Current Challenges and Barriers to Real-World Artificial Intelligence Adoption for the Healthcare System, Provider, and the Patient
Rishi P. Singh, Grant L. Hom, Michael D. Abràmoff et al.|Translational Vision Science & Technology|2020
Cited by 245Open Access

Artificial intelligence (AI), or the use of automated systems that display the ability to correctly interpret, to learn from, and to achieve specific goals by use of external data, is an emerging technology that has myriad implications for changing the way we interact with the world. Although this technology is already being used in many fields such as banking, retail, and education, AI has the potential to transform other fields including healthcare. Within healthcare, ophthalmology is uniquely positioned to benefit from AI not only through clinical decision support technology but also through improved image processing innovations such as real-time segmentation, automated image quality improvements, and assisted or autonomous disease screening tools.1,2 Although there are now Food and Drug Administration–approved technologies within ophthalmology, such as IDx-DR (Coralville, IA, USA) for early diagnosis of diabetic retinopathy and diabetic macular edema, numerous challenges still exist to realize the potentially transformative impact of these technologies in day to day practice. The need for the ophthalmology community to take a thoughtful approach to AI innovation and implementation is accentuated by the high stakes involved.
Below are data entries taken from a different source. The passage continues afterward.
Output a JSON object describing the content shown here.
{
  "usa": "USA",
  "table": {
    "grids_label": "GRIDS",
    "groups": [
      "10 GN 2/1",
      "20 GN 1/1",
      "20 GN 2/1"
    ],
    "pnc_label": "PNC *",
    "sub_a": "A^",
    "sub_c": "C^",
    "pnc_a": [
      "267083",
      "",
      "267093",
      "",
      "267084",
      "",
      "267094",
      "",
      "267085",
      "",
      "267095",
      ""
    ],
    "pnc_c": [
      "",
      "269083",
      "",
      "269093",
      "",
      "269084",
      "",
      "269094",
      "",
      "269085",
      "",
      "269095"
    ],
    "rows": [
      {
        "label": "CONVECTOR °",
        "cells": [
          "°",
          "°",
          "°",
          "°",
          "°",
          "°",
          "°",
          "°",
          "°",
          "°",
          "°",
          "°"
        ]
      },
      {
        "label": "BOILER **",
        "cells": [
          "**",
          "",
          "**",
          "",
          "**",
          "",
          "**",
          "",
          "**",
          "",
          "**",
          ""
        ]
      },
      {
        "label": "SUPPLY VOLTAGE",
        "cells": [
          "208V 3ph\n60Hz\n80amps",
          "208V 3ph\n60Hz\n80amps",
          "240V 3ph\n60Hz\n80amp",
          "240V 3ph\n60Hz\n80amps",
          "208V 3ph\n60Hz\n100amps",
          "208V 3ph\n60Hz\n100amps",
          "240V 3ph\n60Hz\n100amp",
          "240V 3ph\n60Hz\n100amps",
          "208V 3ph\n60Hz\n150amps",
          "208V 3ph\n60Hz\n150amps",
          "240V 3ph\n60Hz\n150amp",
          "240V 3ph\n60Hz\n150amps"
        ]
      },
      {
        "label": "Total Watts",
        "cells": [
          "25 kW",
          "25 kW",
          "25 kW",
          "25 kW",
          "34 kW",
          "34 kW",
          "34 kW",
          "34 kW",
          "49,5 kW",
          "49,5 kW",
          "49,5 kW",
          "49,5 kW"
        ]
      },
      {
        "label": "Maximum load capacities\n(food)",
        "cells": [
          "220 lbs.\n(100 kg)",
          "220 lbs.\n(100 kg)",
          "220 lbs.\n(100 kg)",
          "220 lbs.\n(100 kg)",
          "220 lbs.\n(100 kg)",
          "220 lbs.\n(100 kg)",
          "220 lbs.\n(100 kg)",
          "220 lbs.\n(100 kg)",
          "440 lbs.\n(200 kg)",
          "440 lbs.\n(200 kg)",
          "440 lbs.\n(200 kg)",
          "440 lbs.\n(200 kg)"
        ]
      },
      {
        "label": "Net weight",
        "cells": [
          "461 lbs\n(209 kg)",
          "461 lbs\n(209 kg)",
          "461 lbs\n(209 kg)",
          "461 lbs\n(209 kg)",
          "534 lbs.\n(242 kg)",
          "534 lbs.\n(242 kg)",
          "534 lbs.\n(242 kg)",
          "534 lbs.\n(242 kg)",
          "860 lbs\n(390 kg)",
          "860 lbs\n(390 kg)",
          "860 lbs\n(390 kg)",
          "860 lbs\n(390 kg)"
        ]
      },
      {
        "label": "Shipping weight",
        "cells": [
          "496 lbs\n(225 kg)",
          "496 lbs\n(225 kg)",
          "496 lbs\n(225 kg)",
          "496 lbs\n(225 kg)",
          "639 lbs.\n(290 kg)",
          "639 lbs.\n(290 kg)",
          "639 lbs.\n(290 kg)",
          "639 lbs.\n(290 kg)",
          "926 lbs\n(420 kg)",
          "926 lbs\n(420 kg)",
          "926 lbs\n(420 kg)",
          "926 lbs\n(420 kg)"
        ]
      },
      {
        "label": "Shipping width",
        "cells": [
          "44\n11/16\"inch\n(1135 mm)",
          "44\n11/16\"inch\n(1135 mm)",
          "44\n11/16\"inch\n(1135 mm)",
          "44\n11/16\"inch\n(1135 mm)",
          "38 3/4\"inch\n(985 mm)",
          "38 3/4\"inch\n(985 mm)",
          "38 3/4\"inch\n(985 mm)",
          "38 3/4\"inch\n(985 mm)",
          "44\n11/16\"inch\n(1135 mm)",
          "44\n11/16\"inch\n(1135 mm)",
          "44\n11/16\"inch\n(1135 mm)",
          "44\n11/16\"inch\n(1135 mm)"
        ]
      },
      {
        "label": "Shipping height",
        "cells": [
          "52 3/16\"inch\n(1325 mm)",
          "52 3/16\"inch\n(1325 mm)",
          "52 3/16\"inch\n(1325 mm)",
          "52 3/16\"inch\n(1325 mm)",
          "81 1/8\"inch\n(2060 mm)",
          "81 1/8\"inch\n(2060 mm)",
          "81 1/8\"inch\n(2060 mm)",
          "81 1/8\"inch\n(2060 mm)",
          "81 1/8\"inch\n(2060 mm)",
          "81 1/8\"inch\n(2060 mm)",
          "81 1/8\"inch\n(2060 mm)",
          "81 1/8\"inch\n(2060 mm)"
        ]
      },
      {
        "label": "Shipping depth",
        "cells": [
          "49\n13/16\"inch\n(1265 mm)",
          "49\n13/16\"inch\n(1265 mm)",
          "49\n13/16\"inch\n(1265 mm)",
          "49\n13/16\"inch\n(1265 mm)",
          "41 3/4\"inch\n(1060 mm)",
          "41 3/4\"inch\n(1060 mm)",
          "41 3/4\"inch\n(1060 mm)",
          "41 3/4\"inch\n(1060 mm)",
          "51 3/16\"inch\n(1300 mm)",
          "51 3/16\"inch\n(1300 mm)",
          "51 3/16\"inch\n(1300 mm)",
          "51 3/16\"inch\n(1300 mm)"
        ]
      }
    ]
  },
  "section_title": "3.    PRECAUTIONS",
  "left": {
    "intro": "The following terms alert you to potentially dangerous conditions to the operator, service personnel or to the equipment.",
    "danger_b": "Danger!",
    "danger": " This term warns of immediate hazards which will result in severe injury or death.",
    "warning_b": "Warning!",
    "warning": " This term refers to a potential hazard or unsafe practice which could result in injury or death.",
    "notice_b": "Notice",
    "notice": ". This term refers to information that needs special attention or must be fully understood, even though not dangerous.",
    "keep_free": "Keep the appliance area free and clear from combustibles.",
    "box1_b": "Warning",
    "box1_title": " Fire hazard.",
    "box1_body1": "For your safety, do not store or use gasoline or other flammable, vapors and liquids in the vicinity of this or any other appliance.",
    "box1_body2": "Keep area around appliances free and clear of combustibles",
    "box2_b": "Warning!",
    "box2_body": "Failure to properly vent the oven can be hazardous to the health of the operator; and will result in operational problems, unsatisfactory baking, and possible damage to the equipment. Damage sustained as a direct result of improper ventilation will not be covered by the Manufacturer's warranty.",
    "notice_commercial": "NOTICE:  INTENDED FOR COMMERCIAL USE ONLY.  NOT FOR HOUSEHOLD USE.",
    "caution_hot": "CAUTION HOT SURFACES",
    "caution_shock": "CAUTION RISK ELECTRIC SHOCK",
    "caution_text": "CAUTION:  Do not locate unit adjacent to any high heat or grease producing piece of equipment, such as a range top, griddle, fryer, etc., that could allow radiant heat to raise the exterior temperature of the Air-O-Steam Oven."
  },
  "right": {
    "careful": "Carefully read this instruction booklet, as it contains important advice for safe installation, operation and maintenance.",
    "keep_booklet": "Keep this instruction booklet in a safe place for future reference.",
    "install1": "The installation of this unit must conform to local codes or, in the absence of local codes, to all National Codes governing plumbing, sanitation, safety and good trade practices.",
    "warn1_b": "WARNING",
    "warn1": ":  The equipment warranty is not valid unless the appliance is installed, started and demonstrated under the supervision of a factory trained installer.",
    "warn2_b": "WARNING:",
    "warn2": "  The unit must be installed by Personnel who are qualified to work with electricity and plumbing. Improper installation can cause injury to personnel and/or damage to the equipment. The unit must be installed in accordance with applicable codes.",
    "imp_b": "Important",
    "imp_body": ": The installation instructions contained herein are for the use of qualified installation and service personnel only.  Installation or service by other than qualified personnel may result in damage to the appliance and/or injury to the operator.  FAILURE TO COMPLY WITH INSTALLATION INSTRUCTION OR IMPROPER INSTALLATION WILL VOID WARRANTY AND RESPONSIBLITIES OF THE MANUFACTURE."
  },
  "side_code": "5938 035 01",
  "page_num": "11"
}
The impact of misleading patients and clinicians on a health condition is much greater than a retail store misinterpreting the next book you may like to buy. As a result, we need to increase discussion about the issues surrounding who, what, when, how, and why we might use AI in practice, including ethical and liability considerations, to determine how best to implement AI for all stakeholders including practitioners, patients, practices/hospitals, and industry. This article aims to highlight the challenges and barriers to real-world AI adoption that impact the technology's utility. We examine these specific challenges that will face health care organizations, providers, and patients.